As we reported, Attorney General Merrick Garland moved to block the unsealing of the affidavit which would reveal the reasons for the FBI raid on President Donald Trump’s home. The claim was that they didn’t want the release to prejudice the investigation. But even if they wanted to preserve the investigation, they could still redact parts and/or Garland could just give the rationale for the raid without revealing the rest of the investigation. That is, if he cared about transparency and wanted to reassure the public that this wasn’t all political.

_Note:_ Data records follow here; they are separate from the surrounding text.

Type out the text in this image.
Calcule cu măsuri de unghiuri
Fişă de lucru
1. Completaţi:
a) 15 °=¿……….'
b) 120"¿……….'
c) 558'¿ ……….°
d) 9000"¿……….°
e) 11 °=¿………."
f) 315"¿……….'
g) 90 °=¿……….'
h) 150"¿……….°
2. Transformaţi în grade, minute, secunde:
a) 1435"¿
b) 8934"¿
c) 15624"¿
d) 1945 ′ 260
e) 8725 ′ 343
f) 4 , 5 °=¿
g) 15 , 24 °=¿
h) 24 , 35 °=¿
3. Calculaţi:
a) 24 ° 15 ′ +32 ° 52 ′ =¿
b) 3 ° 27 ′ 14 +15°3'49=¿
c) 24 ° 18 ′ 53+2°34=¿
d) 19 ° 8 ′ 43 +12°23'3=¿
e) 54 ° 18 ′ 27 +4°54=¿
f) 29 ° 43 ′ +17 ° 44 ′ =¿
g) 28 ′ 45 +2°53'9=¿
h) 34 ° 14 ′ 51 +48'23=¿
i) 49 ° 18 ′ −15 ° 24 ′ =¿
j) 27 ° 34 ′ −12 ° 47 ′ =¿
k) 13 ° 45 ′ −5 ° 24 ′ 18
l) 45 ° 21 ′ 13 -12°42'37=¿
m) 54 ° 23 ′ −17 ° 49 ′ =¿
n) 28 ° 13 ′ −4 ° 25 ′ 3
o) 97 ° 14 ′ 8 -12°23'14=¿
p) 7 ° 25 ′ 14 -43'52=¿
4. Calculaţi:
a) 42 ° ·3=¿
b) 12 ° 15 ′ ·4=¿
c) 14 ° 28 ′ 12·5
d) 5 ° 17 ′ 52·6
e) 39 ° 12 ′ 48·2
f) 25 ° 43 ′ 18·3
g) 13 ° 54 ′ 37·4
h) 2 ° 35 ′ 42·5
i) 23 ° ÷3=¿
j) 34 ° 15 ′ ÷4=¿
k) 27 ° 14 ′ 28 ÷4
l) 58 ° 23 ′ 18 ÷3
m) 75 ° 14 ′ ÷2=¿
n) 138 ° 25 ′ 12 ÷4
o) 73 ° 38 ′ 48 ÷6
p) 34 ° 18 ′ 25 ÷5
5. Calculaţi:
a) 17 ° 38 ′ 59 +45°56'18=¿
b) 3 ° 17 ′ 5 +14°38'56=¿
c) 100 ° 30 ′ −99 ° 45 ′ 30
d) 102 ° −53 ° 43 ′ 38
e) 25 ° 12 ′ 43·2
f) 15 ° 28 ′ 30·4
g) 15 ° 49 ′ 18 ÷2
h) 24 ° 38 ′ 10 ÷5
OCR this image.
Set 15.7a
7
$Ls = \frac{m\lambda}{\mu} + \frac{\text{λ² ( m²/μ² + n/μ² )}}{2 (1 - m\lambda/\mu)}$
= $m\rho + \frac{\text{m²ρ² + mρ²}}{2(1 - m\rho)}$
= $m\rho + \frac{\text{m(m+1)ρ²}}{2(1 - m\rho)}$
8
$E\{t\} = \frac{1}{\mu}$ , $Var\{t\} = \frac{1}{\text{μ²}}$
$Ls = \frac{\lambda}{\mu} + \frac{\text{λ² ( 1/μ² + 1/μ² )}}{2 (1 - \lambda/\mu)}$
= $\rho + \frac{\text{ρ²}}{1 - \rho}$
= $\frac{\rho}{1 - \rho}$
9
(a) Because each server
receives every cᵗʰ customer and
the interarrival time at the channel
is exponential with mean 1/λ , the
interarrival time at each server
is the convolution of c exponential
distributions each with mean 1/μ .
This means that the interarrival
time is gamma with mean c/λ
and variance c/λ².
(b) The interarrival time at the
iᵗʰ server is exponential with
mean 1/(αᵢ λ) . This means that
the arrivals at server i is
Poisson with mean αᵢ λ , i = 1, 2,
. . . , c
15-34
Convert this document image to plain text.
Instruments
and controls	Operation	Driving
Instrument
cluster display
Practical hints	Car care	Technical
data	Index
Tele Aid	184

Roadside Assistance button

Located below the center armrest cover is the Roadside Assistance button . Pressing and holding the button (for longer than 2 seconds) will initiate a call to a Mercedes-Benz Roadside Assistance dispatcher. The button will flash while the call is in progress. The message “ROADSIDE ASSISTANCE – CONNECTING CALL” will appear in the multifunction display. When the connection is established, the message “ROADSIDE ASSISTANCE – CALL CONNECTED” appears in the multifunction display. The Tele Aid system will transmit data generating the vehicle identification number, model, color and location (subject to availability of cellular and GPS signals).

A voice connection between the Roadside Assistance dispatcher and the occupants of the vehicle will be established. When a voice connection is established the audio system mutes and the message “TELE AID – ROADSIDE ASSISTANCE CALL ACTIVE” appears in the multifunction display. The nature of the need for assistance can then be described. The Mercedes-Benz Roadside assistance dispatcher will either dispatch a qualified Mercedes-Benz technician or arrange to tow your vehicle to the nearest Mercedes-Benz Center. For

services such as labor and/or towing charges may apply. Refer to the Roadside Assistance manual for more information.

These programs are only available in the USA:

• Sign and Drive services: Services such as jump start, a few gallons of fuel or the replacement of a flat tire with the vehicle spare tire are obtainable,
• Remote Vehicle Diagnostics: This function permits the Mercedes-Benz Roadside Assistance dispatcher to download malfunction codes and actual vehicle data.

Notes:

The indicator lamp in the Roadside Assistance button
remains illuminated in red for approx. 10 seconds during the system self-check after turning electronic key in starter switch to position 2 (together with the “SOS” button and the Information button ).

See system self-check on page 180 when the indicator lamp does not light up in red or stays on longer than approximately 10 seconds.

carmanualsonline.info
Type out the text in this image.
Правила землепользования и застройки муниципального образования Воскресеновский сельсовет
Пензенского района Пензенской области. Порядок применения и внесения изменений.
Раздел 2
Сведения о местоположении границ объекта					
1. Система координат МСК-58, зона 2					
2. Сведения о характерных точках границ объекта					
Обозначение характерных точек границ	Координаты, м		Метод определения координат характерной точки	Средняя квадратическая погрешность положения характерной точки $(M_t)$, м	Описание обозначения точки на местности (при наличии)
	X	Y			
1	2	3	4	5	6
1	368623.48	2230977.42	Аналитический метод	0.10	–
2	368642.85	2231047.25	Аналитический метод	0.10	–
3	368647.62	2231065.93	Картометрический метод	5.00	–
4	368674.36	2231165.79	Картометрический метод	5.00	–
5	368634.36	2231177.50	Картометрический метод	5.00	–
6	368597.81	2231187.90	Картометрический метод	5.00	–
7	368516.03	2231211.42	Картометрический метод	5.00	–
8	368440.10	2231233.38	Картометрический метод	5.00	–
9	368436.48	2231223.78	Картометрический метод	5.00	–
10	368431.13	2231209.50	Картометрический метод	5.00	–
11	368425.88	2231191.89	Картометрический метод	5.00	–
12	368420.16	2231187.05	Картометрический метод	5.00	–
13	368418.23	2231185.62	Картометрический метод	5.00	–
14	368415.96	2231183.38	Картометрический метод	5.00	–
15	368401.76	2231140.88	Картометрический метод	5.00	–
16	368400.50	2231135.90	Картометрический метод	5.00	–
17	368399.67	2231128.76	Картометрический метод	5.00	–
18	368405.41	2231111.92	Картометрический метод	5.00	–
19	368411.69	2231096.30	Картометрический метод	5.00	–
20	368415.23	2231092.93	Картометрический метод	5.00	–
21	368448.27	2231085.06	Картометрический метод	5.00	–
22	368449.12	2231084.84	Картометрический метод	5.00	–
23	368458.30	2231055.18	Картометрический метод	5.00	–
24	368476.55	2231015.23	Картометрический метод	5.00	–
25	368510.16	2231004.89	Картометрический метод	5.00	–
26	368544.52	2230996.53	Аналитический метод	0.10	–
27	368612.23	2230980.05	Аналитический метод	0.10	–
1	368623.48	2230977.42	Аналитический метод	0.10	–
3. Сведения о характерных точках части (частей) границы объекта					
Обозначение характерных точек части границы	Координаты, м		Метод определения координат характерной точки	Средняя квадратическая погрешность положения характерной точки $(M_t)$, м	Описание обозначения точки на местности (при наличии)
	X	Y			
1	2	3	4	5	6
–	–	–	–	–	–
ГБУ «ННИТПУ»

But he hasn’t done that.
While Garland is trying to keep the affidavit under wraps, we’re seeing “leaks” right and left from the FBI to the media, with stories such as the one in the New York Times, claiming that officials saw things on a surveillance security tape that “alarmed them” and that there might be more material that hadn’t been turned over yet.
So while the DOJ/FBI are blocking the release of what they swore to a judge, they’re leaking things that they want to be leaked out there to the media. And who knows whether there’s any reality to any of that? No one gets in trouble for lying to the media or spreading nonsense to them. But it’s typically amorphous anyway — what does that even mean, they saw things that “alarmed them”? That’s like random reports about “nuclear” things. It’s nonsense until there are real facts on the table and not unconfirmed leaks.
It’s what we’ve always seen when it comes to Trump and the left: all kinds of nonsense leaked to the media as though it were real. Then it gets spread everywhere and people take it as gospel.
George Washington University law professor Jonathan Turley is calling out the duplicity of all this.
Turley notes that while Garland’s people are leaking, he “has not taken even modest measures to assure the public that this is not a politically motivated investigation. Turley said it was unlikely the Court would reject the DOJ demand that the affidavit remains sealed “However, that offers little transparency while these confidential sources continue to frame the coverage through these leaks,” he said. “It is the leaking from the Justice Department that is fueling speculation. While Garland says that he is deeply concerned about people questioning the integrity of his Department, he has done little to quell such speculation or to address these concerns.”
The Court is supposed to hear the question about the unsealing of the affidavit on Thursday. But it’s hard to argue that there’s a problem with unsealing the affidavit when the FBI appears to be leaking right and left on the subject. How can it endanger national security if they’re already spreading stuff out there?
This says everything when it comes to transparency and being political.